Functional consequences of neuropeptide Y Y ₂ receptor knockout and Y ₂ antagonism in mouse and human colonic tissues

1. Neuropeptide Y (NPY), peptide YY (PYY) and pancreatic polypeptide (PP) differentially activate three Y receptors (Y ₁, Y ₂ and Y ₄) in mouse and human isolated colon. 2. The aim of this study was to characterise Y ₂ receptor-mediated responses in colon mucosa and longitudinal smooth muscle preparations from wild type (Y ₂+/+) and knockout (Y ₂-/-) mice and to compare the former with human mucosal Y agonist responses. Inhibition of mucosal short-circuit current and increases in muscle tone were monitored in colonic tissues from Y ₂+/+ and Y ₂-/mice±Y ₁ ((R)-N-[[4-(aminocarbonylaminomethyl)phenyl)methyl]-N ²-(diphenylacetyl)-argininamide-trifluoroacetate (BIBO3304) or Y ₂ (S)-N ²-[[1-[2-[4-[(R,S)-5,11-dihydro-6(6H)- oxodibenz[b,e]azepin-11-yl]-1-piperazinyl]-2- oxoethyl]cyclopentyl]acetyl]-N-[2-[1,2-dihydro-3, 5(4H)-dioxo-1,2-diphenyl-3H-1,2,4-triazol-4-yl]ethyl]-argininamide (BIIE0246) antagonists. 3. Predictably, Y ₂-/- tissues were insensitive to Y ₂-preferred agonist PYY(3-36) (≤ 100 nM), but unexpectedly Y ₄-preferred PP responses were right-shifted probably as a consequence of elevated circulating PP levels, particularly in male Y ₂-/- mice (Sainsbury et al., 2002). 4. BIBO3304 and BIIE0246 elevated mucosal ion transport, indicating blockade of inhibitory mucosal tone in Y ₂+/+ tissue.

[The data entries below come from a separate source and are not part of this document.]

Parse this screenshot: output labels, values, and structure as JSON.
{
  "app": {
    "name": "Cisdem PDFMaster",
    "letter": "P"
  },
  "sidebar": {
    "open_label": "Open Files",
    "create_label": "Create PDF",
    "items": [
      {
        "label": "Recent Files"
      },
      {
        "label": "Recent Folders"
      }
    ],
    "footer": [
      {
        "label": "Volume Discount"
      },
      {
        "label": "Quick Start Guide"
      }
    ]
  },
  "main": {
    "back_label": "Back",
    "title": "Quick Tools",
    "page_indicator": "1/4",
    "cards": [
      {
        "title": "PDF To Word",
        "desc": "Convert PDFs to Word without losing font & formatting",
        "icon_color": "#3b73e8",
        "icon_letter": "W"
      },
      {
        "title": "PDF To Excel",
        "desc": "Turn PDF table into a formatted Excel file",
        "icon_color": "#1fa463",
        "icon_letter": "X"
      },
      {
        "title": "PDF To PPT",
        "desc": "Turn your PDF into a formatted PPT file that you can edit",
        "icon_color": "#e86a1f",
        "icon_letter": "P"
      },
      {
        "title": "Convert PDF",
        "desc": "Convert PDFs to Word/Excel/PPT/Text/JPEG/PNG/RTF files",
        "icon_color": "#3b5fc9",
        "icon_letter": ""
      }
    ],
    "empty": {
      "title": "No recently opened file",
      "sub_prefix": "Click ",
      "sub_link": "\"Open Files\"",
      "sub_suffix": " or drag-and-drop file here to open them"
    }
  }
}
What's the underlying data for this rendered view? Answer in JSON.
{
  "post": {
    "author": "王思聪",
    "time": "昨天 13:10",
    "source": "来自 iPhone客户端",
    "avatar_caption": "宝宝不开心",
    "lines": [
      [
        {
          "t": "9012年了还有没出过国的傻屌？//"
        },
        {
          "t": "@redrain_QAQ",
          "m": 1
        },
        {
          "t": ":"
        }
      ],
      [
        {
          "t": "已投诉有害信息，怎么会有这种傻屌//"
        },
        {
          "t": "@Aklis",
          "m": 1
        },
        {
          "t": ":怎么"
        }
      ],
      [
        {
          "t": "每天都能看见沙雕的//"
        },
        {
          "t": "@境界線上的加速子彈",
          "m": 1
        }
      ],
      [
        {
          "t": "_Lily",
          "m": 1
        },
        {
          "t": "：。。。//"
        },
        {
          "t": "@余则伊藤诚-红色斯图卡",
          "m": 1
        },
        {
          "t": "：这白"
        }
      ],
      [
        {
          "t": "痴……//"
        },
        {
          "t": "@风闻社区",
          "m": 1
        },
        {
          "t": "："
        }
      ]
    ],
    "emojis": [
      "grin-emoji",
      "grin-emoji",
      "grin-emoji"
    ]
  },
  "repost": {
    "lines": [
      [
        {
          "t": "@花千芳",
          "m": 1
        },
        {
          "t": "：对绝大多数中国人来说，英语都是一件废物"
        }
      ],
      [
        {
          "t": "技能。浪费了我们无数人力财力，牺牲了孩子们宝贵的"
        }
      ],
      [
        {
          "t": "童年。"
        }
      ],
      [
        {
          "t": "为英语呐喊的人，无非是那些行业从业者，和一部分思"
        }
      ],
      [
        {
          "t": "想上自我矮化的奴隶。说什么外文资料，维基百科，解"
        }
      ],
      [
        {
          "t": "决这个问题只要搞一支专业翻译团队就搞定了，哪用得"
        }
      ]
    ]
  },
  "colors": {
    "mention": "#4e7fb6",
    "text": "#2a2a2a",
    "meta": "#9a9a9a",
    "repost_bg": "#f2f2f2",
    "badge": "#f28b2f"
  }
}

While BIBO3304 effects were unchanged, those to BIIE0246 were absent in Y ₂-/- mucosae. Neither antagonist altered muscle tone; however, BIIE0246 blocked NPY and PYY(3-36) increases in Y ₂+/+ basal tone. BIBO3304 abolished residual Y ₁-mediated NPY responses in Y ₂-/- smooth muscle. 5. Tetrodotoxin significantly reduced BIIE0246 and PYY(3-36) effects in Y ₂+/+ mouse and human mucosae, but had no effect upon Y-agonist contractile responses, indicating that Y ₂ receptors are located on submucosal, but not myenteric neurones. 6. Tonic activation of submucosal Y ₂ receptors by endogenous NPY, PYY or PYY(3-36) could indirectly reduce mucosal ion transport in murine and human colon, while direct activation of Y ₂ receptors on longitudinal muscle results in contraction.